新型『プリウス』からKINTOの新サービスが始まる
新型『プリウス』からKINTOの新サービスが始まる全 5 枚

トヨタグループのKINTO(キント)は12月7日、今冬投入する新型『プリウス』の一部グレードをサブスクリプションでも販売し、ソフトウェアの更新や安全機能、装備を後付けできる新サービスを提供すると発表した。

「私たちは現状に決して満足していない。お客様によりよいカーライフを送ってもらうために、クルマをお届けした後も付加価値をずっと提供していきたい。この目標の実現に向けて、今回サービスをさらに大きく発展させた」と小寺信也社長は冒頭の挨拶で強調した。
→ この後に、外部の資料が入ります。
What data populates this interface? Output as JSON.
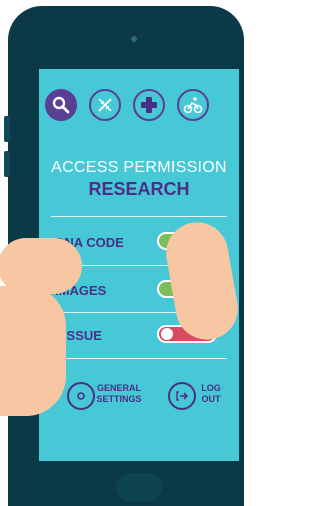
{
  "app": {
    "title_line1": "ACCESS PERMISSION",
    "title_line2": "RESEARCH"
  },
  "nav_icons": [
    {
      "name": "search-icon",
      "active": true
    },
    {
      "name": "dna-icon",
      "active": false
    },
    {
      "name": "medical-cross-icon",
      "active": false
    },
    {
      "name": "cyclist-icon",
      "active": false
    }
  ],
  "permissions": [
    {
      "label": "DNA CODE",
      "enabled": true
    },
    {
      "label": "IMAGES",
      "enabled": true
    },
    {
      "label": "TISSUE",
      "enabled": false
    }
  ],
  "footer": {
    "settings_line1": "GENERAL",
    "settings_line2": "SETTINGS",
    "logout_line1": "LOG",
    "logout_line2": "OUT"
  },
  "colors": {
    "screen_bg": "#46c8d7",
    "accent": "#5a3f94",
    "toggle_on": "#7cbf5a",
    "toggle_off": "#d94a63",
    "phone_body": "#0b3a46"
  }
}
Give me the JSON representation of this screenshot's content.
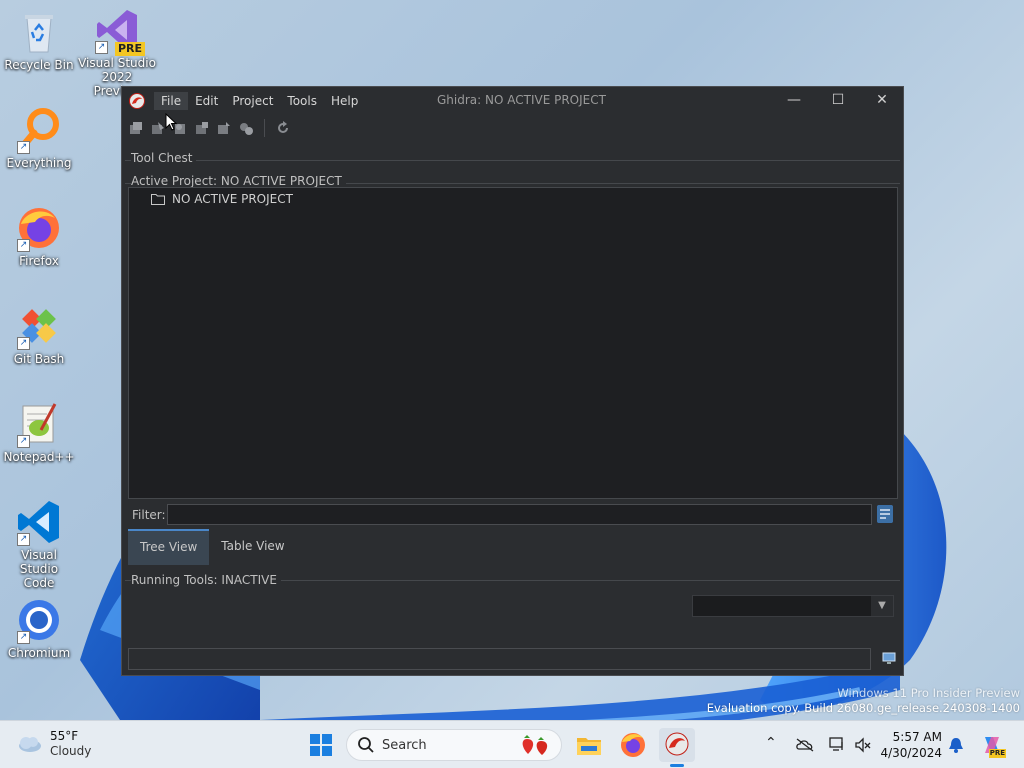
{
  "desktop": {
    "icons": [
      {
        "label": "Recycle Bin"
      },
      {
        "label": "Visual Studio 2022 Preview",
        "badge": "PRE"
      },
      {
        "label": "Everything"
      },
      {
        "label": "Firefox"
      },
      {
        "label": "Git Bash"
      },
      {
        "label": "Notepad++"
      },
      {
        "label": "Visual Studio Code"
      },
      {
        "label": "Chromium"
      }
    ],
    "watermark": {
      "line1": "Windows 11 Pro Insider Preview",
      "line2": "Evaluation copy. Build 26080.ge_release.240308-1400"
    }
  },
  "window": {
    "title": "Ghidra: NO ACTIVE PROJECT",
    "menu": [
      "File",
      "Edit",
      "Project",
      "Tools",
      "Help"
    ],
    "controls": {
      "minimize": "—",
      "maximize": "☐",
      "close": "✕"
    },
    "tool_chest_label": "Tool Chest",
    "active_project_label": "Active Project: NO ACTIVE PROJECT",
    "tree": {
      "root": "NO ACTIVE PROJECT"
    },
    "filter": {
      "label": "Filter:",
      "value": "",
      "placeholder": ""
    },
    "tabs": [
      "Tree View",
      "Table View"
    ],
    "selected_tab": "Tree View",
    "running_tools_label": "Running Tools: INACTIVE",
    "combo_value": ""
  },
  "taskbar": {
    "weather": {
      "temp": "55°F",
      "condition": "Cloudy"
    },
    "search_placeholder": "Search",
    "clock": {
      "time": "5:57 AM",
      "date": "4/30/2024"
    },
    "copilot_badge": "PRE"
  },
  "colors": {
    "window_bg": "#2b2d30",
    "tree_bg": "#1e1f22",
    "tab_selected": "#3a4652",
    "accent": "#4a87c9",
    "taskbar_bg": "#e6ecf2"
  }
}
キントは、クルマのサブスクリプションサービスとしてトヨタ自動車が3年前に設立した定額課金サービス事業会社で、年を追うごとにお客の利用が着実に増えているという。11月までに累計で5万2000件の申し込みがあり、とりわけ今年に入ってからの成長が著しく、9月、10月と過去最高の伸びを記録した。しかし、小寺社長によると、想定していた伸びまでにはいっていないそうだ。

◆技術が世の中に広まるまで時間がかかる

そこで、新サービス「KINTO Unlimited」を始めることになったわけだが、そこには大きな理由が2つある。一つは安全装備や自動運転系の装備に関する進化のスピードが非常に速くなっているのに、それが世の中に広まるまで時間がかかるということだ。

「今、新車を買ったお客様の保有年数は約8年。新しい技術をお客様に使ってもらうには車を買い換え得てもらうしかない。しかし、買い換えるのに8年かかるので、なかなか新しい技術が世の中に展開されていかないというジレンマがある」と小寺社長は話す。